外務省からカワイイ大使の依頼がきたタイミングで、私が勤めていた大学病院を辞めたときの出来事です。
お父さん、覚えているかな?
すごく照れ臭そうにしていたけど、絶対に嬉しい顔をしていたよね。
今更ながら告白すると、あれは、「沢山の肩書きがあっても良い」と自信をくれて、自由に職業選択をさせてくれたことへの感謝の気持ちを込めた薔薇でした。
薔薇を贈り合うなんて、恋人みたいで照れ臭いんだけどね。
「結婚しろ」と言わないお父さん
お父さんは私の生き方やファッションについて、本当に何も言いません。
「結婚してほしい」とか「孫の顔が見たい」とか。
きっとお父さんの周りの同年代のお友達は、お孫さんの話で盛り上がっているのでしょう。
そんな話題の中にいるお父さん(ロリータ娘あり)の姿を想像すると、
こんな私でも、正直、ちょっと申し訳なく思うときがあります。
普通に、適齢期で結婚をして。
普通に、街になじむファッションをして。
最近は、その「普通」が少しずつ形をなくしてきたけど、それでも私はやっぱりソコからはかけ離れた存在です。
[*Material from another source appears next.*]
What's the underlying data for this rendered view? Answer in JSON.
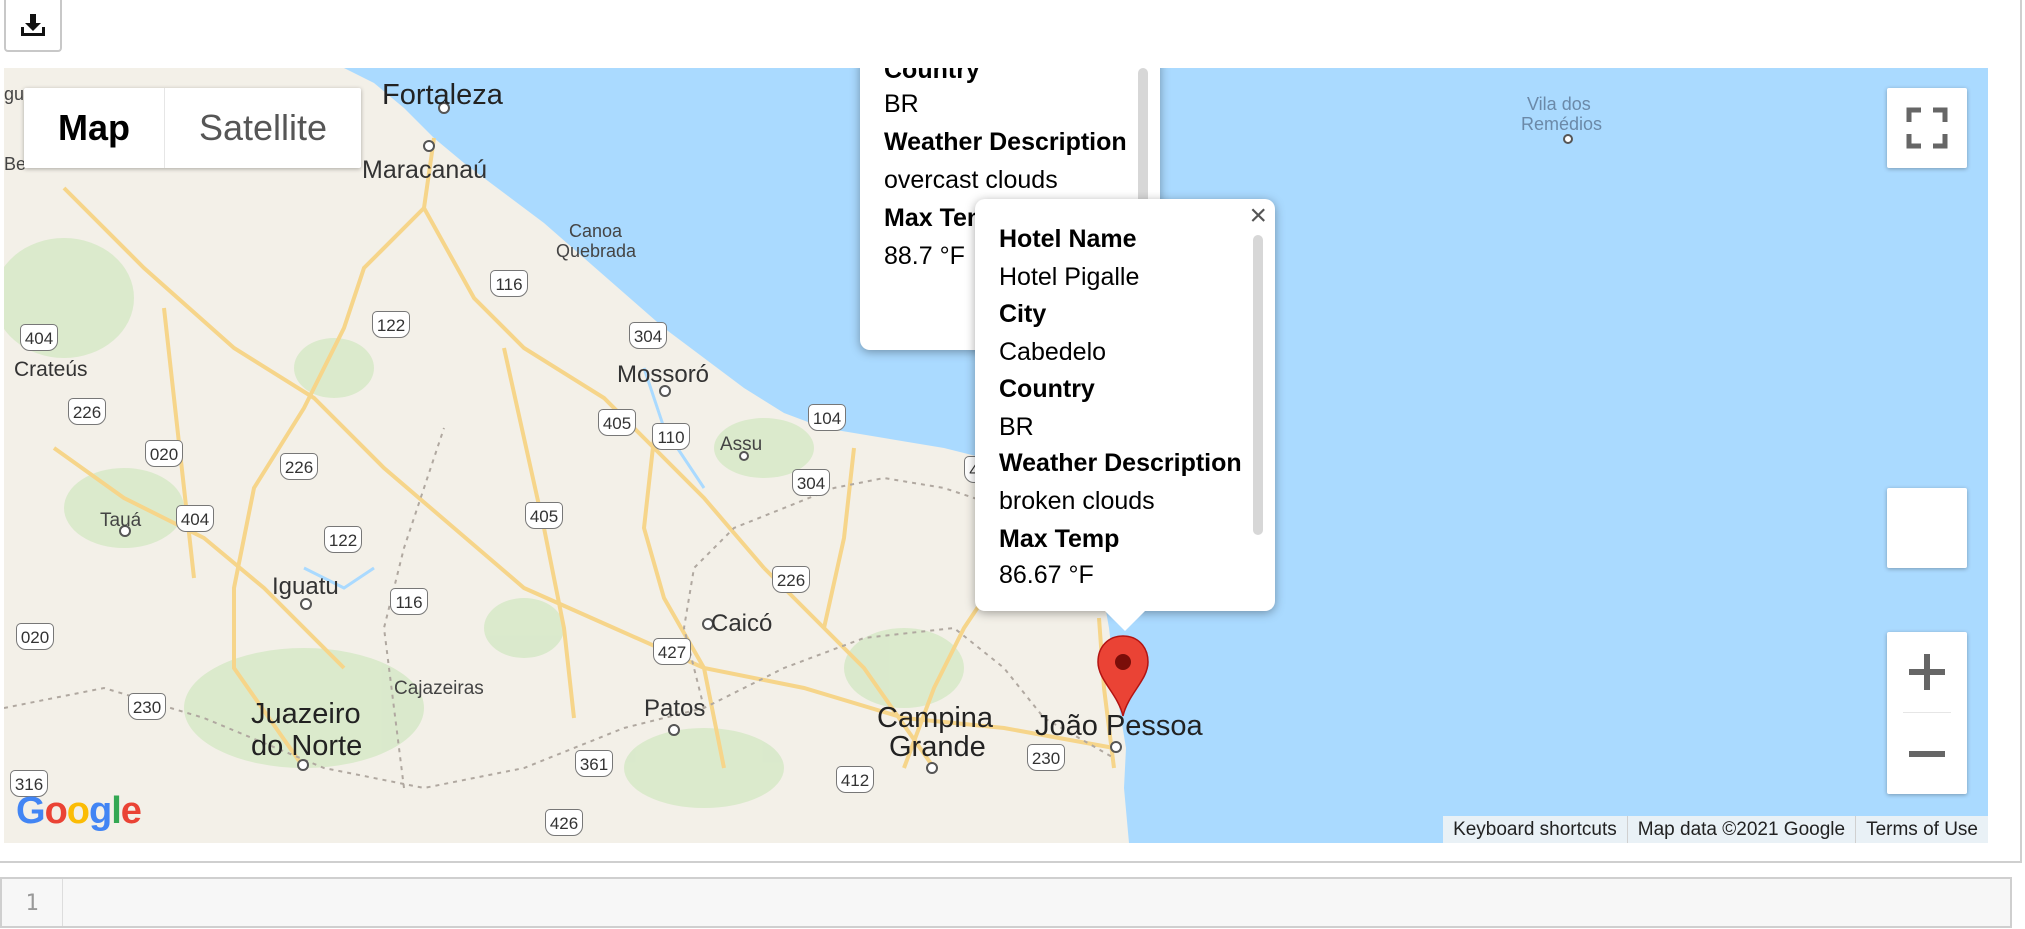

そんな私が自由に生きてこられたのは、普通を求めない、普通のお父さんがいたから。
私の生き方に勇気と自信をくれる薔薇の花を、お父さんが贈ってくれたから。
薔薇を眺めて楽しいお話をしよう
私は今年の6月で38歳になります。
まだまだ自由奔放に好きなロリータファッションを着て生きていきたいです。
そんな私をいつも絶妙な距離から応援してくれるお父さん。
それなのに、私はここ数年、父の日に特に何も思い出を贈れていなかった気がします。
海外の仕事が忙しかったこともあって、できたとしても、食事をご馳走するくらい。
でも今年は、コロナ禍で海外の仕事も落ち着いているからこそ、きちんと「ありがとう」を伝えたい。
だから、久々に父娘のお花贈りをやろうと思います。
お父さんと私の絆のような存在の薔薇──
それを飾って、ゆっくり眺めながら、楽しいお話をしたいです。
お父さん。
ロリータ娘を、いつも寡黙に応援してくれて、ありがとう。
この気持ちを込めた薔薇の花を、今年の父の日に贈ります。